Introduction
Hadoop is synonymous with Big Data. As you may already know, Hadoop is built on JAVA, so also Cassandra NoSQL database. Java is the foundation of what Google Big Table is. Java is used everywhere, starting from sensors to enterprise applications. JAVA EE 7 is generally available since June 2013. Many enterprises and software companies are adopting it.
As you have seen in my blog series and elsewhere, big data is adoption is also on rise.

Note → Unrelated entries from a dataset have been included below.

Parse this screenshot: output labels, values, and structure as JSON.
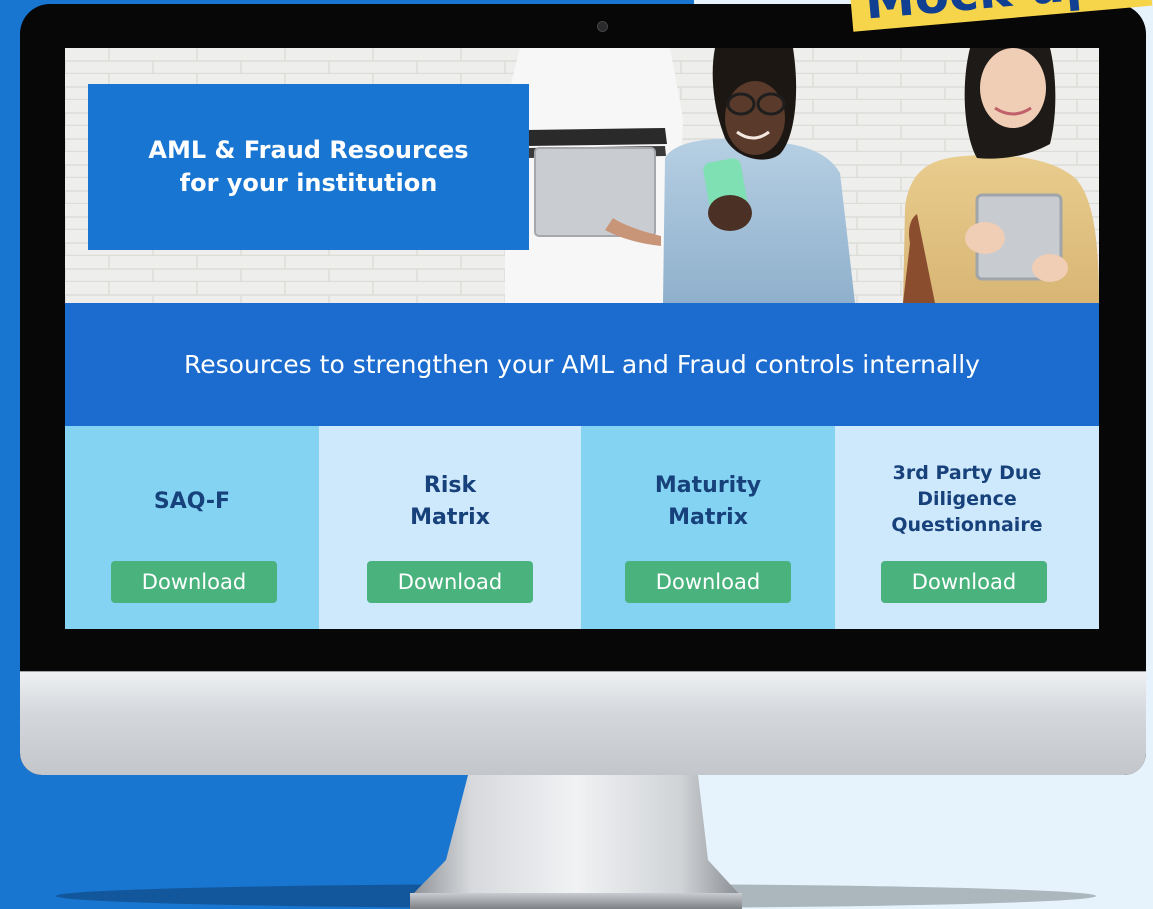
{
  "hero": {
    "title_line1": "AML & Fraud Resources",
    "title_line2": "for your institution"
  },
  "banner": {
    "text": "Resources to strengthen your AML and Fraud controls internally"
  },
  "cards": [
    {
      "title_lines": [
        "SAQ-F"
      ],
      "button_label": "Download",
      "background": "#85d3f3"
    },
    {
      "title_lines": [
        "Risk",
        "Matrix"
      ],
      "button_label": "Download",
      "background": "#cfe9fc"
    },
    {
      "title_lines": [
        "Maturity",
        "Matrix"
      ],
      "button_label": "Download",
      "background": "#85d3f3"
    },
    {
      "title_lines": [
        "3rd Party Due",
        "Diligence",
        "Questionnaire"
      ],
      "button_label": "Download",
      "background": "#cfe9fc"
    }
  ],
  "stamp": {
    "text": "Mock up"
  },
  "colors": {
    "brand_blue": "#1875d1",
    "banner_blue": "#1c6ccf",
    "download_green": "#4ab37d",
    "card_title_navy": "#17417a",
    "stamp_yellow": "#f7d54a"
  }
}
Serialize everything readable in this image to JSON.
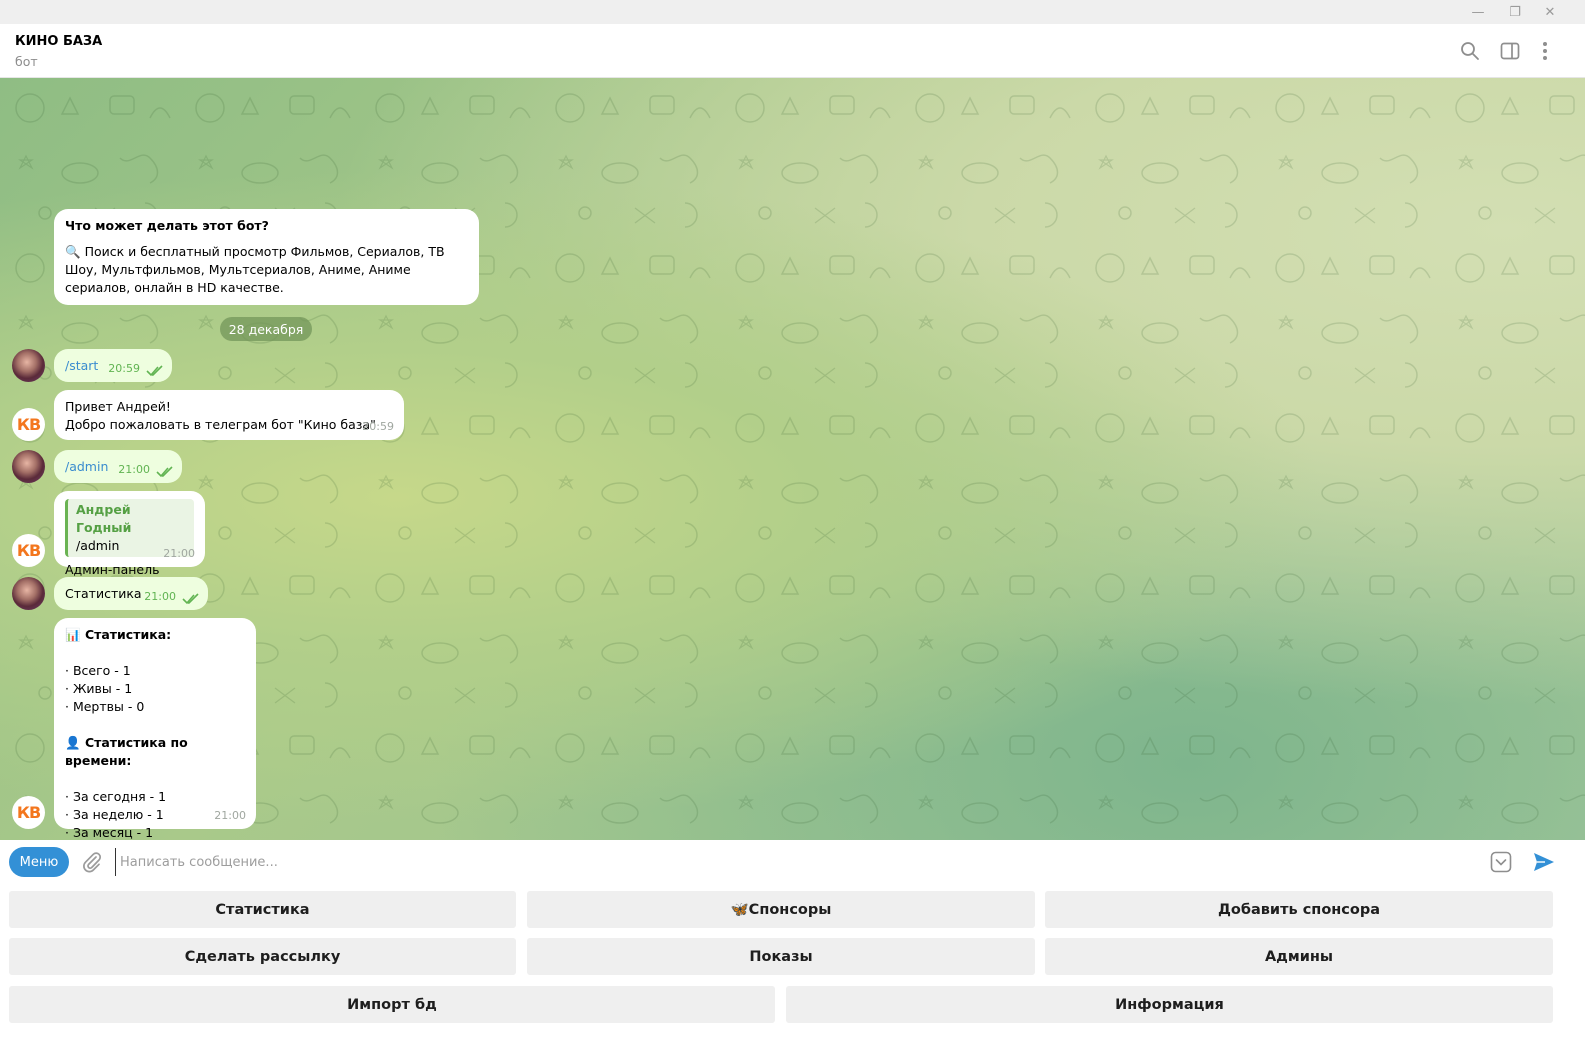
{
  "window": {
    "minimize_glyph": "—",
    "restore_glyph": "❐",
    "close_glyph": "✕"
  },
  "header": {
    "title": "КИНО БАЗА",
    "subtitle": "бот"
  },
  "chat": {
    "intro": {
      "heading": "Что может делать этот бот?",
      "body_icon": "🔍",
      "body": "Поиск и бесплатный просмотр Фильмов, Сериалов, ТВ Шоу, Мультфильмов, Мультсериалов, Аниме, Аниме сериалов, онлайн в HD качестве."
    },
    "date": "28 декабря",
    "messages": [
      {
        "text": "/start",
        "time": "20:59"
      },
      {
        "line1": "Привет Андрей!",
        "line2": "Добро пожаловать в телеграм бот \"Кино база\"",
        "time": "20:59",
        "avatar": "КВ"
      },
      {
        "text": "/admin",
        "time": "21:00"
      },
      {
        "reply_author": "Андрей Годный",
        "reply_text": "/admin",
        "text": "Админ-панель",
        "time": "21:00",
        "avatar": "КВ"
      },
      {
        "text": "Статистика",
        "time": "21:00"
      },
      {
        "heading_icon": "📊",
        "heading": "Статистика:",
        "lines": [
          "· Всего - 1",
          "· Живы - 1",
          "· Мертвы - 0"
        ],
        "heading2_icon": "👤",
        "heading2": "Статистика по времени:",
        "lines2": [
          "· За сегодня - 1",
          "· За неделю - 1",
          "· За месяц - 1"
        ],
        "time": "21:00",
        "avatar": "КВ"
      }
    ]
  },
  "input": {
    "menu_label": "Меню",
    "placeholder": "Написать сообщение..."
  },
  "keyboard": {
    "row1": [
      "Статистика",
      "🦋Спонсоры",
      "Добавить спонсора"
    ],
    "row2": [
      "Сделать рассылку",
      "Показы",
      "Админы"
    ],
    "row3": [
      "Импорт бд",
      "Информация"
    ]
  },
  "colors": {
    "accent": "#3390d6",
    "outgoing_bubble": "#eefedf",
    "bot_avatar": "#f3761e"
  }
}
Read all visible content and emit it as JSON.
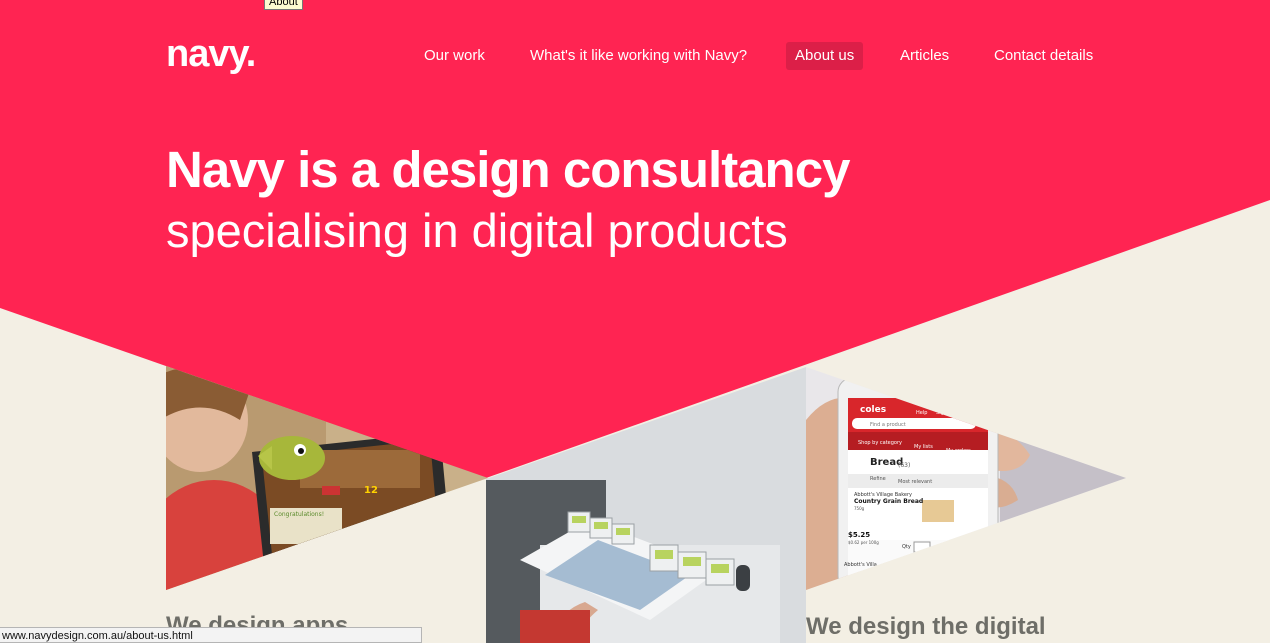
{
  "tooltip": "About",
  "brand": {
    "logo_text": "navy."
  },
  "nav": {
    "items": [
      {
        "label": "Our work"
      },
      {
        "label": "What's it like working with Navy?"
      },
      {
        "label": "About us"
      },
      {
        "label": "Articles"
      },
      {
        "label": "Contact details"
      }
    ],
    "active": "About us"
  },
  "hero": {
    "headline": "Navy is a design consultancy",
    "subheadline": "specialising in digital products"
  },
  "sections": [
    {
      "heading": "We design apps"
    },
    {
      "heading": "We design the digital"
    }
  ],
  "phone_screen": {
    "brand": "coles",
    "help": "Help",
    "signin": "Sign in",
    "search_placeholder": "Find a product",
    "tabs": [
      "Shop by category",
      "My lists",
      "My orders"
    ],
    "category": "Bread",
    "count": "(63)",
    "refine": "Refine",
    "sort": "Most relevant",
    "product_brand": "Abbott's Village Bakery",
    "product_name": "Country Grain Bread",
    "product_size": "750g",
    "price": "$5.25",
    "unit_price": "$0.62 per 100g",
    "qty_label": "Qty",
    "next_brand": "Abbott's Villa"
  },
  "game_screen": {
    "banner": "Congratulations!",
    "score": "12"
  },
  "status_url": "www.navydesign.com.au/about-us.html",
  "colors": {
    "brand_pink": "#ff2452",
    "background": "#f3efe4",
    "active_nav": "#dc1f48",
    "heading_gray": "#6e6e68"
  }
}
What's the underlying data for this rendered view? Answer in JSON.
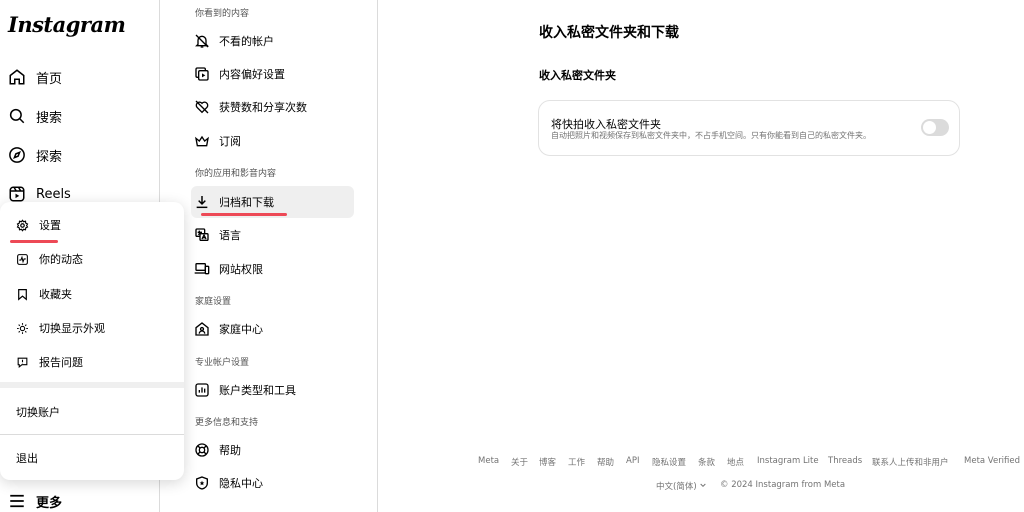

I have not seen a blog/article that explains how and what JAVA EE 7 features are useful for big data enterprise apps. This blog is an attempt in that regard. I will focus more on JAVA EE and then end with two use cases of JAVA EE in the context of of BIG DATA applications. Goal is to make a connection between best features of JAVA EE 7 and proven features of Hadoop framework.
JAVA EE 7 - Introduction
Java EE is a set of specifications implemented by different containers. Containers are Java EE runtime environments
that provide certain services to the components they host such as life-cycle management, dependency injection,
concurrency, and so on. These components use well-defined contracts to communicate with the Java EE
infrastructure and with the other components. They need to be packaged in a standard way (following a defined
directory structure that can be compressed into archive files) before being deployed. Java EE is a superset of the Java
SE platform, which means Java SE APIs can be used by any Java EE components. Java EE 7 consists of nearly 30 specifications and is an important milestone for the enterprise layer (CDI 1.1, Bean Validation 1.1, EJB 3.2, JPA 2.1), for the web tier (Servlet 3.1, JSF 2.2, Expression Language 3.0), and for interoperability (JAX-WS 2.3 and JAX-RS 2.0).
JAVA EE Components
The Java EE runtime environment defines four types of components that an implementation must support:
• Applets are GUI (graphic user interface) applications that are executed in a web browser. They use the rich Swing API to provide powerful user interfaces.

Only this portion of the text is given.